Towards the end of the session, fans began requesting that Inoue act out certain lines and scenes from her past work, to which she did so gracefully. From the commanding Miria of Claymore to the tearful Sanae of Clannad, Inoue demonstrated her range and her ability to entertain.
Being a follower of Vampire Knight along with the rest of the fan girl population, I was ecstatic when I heard that Kanon Wakeshima was going to be performing at Otakon this year. Kanon Wakeshima is a fairly new artist. Signing with Sony in 2008, she soon after released her first single, “Still Doll”, which fortunately became the chosen ending single for the popular awaited anime adaptation of Matsui Hino’s Vampire Knight. Through the publicity it gained from Vampire Knight, “Still Doll” became an instant success and peaked on the Oricon charts at #33. Her second single for Vampire Knight, “Suna no Oshiro” also peaked at #39.

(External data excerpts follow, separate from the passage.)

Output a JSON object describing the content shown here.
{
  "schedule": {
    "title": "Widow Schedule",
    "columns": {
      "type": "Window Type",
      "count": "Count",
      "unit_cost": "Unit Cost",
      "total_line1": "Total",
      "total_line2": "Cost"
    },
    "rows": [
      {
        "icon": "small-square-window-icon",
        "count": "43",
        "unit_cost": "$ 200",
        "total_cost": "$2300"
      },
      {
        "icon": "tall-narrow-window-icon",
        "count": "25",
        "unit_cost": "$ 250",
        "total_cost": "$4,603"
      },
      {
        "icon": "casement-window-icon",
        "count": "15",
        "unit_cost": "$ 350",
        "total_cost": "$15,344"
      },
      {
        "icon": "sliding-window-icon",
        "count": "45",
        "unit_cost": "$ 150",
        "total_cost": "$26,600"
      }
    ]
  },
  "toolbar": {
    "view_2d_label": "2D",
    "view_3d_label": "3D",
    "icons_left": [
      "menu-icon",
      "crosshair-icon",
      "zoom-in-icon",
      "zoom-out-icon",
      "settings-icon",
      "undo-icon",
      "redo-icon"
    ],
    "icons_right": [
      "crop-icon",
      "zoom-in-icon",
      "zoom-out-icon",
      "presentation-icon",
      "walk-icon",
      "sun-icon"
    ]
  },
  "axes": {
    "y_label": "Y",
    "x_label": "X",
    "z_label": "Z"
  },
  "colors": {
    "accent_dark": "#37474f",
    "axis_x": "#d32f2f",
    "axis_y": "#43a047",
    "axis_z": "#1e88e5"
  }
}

Because of Kanon’s recent debut, I had little exposure to her music. Like many fans, I had only heard “Still Doll” and “Suna no Oshiro”. On the day of the concert, I didn’t know what to expect. The line was long, packed with the usual con crowd and Lolita girls. After suffering a strong headache from the opening act, my only hopes were that the concert be worth the suffering I had just endured and that it live-up to all the hype it had generated.
The concert certainly was everything and more. Kanon lit up the stage in her black and red laced Lolita dress as images from Vampire Knight appeared on the screens. Her voice was as strong and clear as on her CD, but the highlight of the show was definitely her cello. Her cello performance was also impressive, and added to the energy of the show. I also found her personality to be extremely friendly and cute. She even had a name for her cello and introduced it to the audience. While she English was far from fluent, her accent just added to her cuteness. Overall I thought her stage presence was strong and her performance inspiring. This was certainly a great Otaku concert.
While the concert was one of the best I’ve ever been to, I do have one small complaint with the organization of the program. Since the Kanon Wakeshima concert was a day after the Mel concert, many fans had learned the previous night that autographs would take place immediately after the performance had ended. Having this knowledge, a huge crowd ran towards the autograph area, located on the stage right, as Kanon began singing her final song. While I can understand the excitement and desire to meet Kanon and get her autograph, I found that this was extremely rude and distracting. Perhaps next year there will be a better way to organize concert and autographs.
Having never been a fan of rock or punk music, I definitely would not be the best person to judge a visual kei band. I can honestly testify though that many of my fellow Kanon Wakeshima fans seemed just as shocked as I was when [geist] appeared on the stage and began playing their hard core music.
My first encounter with [geist] was during the 2009 Japan Festival at the University of Maryland in College Park. It was a family event. Professors, students, and many others in the Maryland community brought their family to enjoy an enriching night of cultural experience. The festival offered a show of traditional Japanese dance, and had a room filled with booths that introduced guests to various aspect of Japanese society. It was a calm and quiet affair until the stage was cleared in preparation for the band…
Standing there on stage, the members of [geist] certainly were more than just a face in the crowd. The audience looked at them with curiosity, and then…they played their first song… Saying that their music was a shocking contrast to the atmosphere in the room would be an understatement. The room quickly emptied as grandparents, children, students and professors sought shelter from the noise. The Maryland community was obviously not ready for [geist].
As I stood there in Hall D of the Baltimore Convention Center and saw the familiar faces enter the stage, I too was not ready for [geist]. While I can appreciate that there are many fans of visual kei and j-rock, I found their music too great a contrast to Kanon Wakeshima’s. I do wish the band luck in their climb to success, but I would just ask that they try to choose more appropriate venues in the future.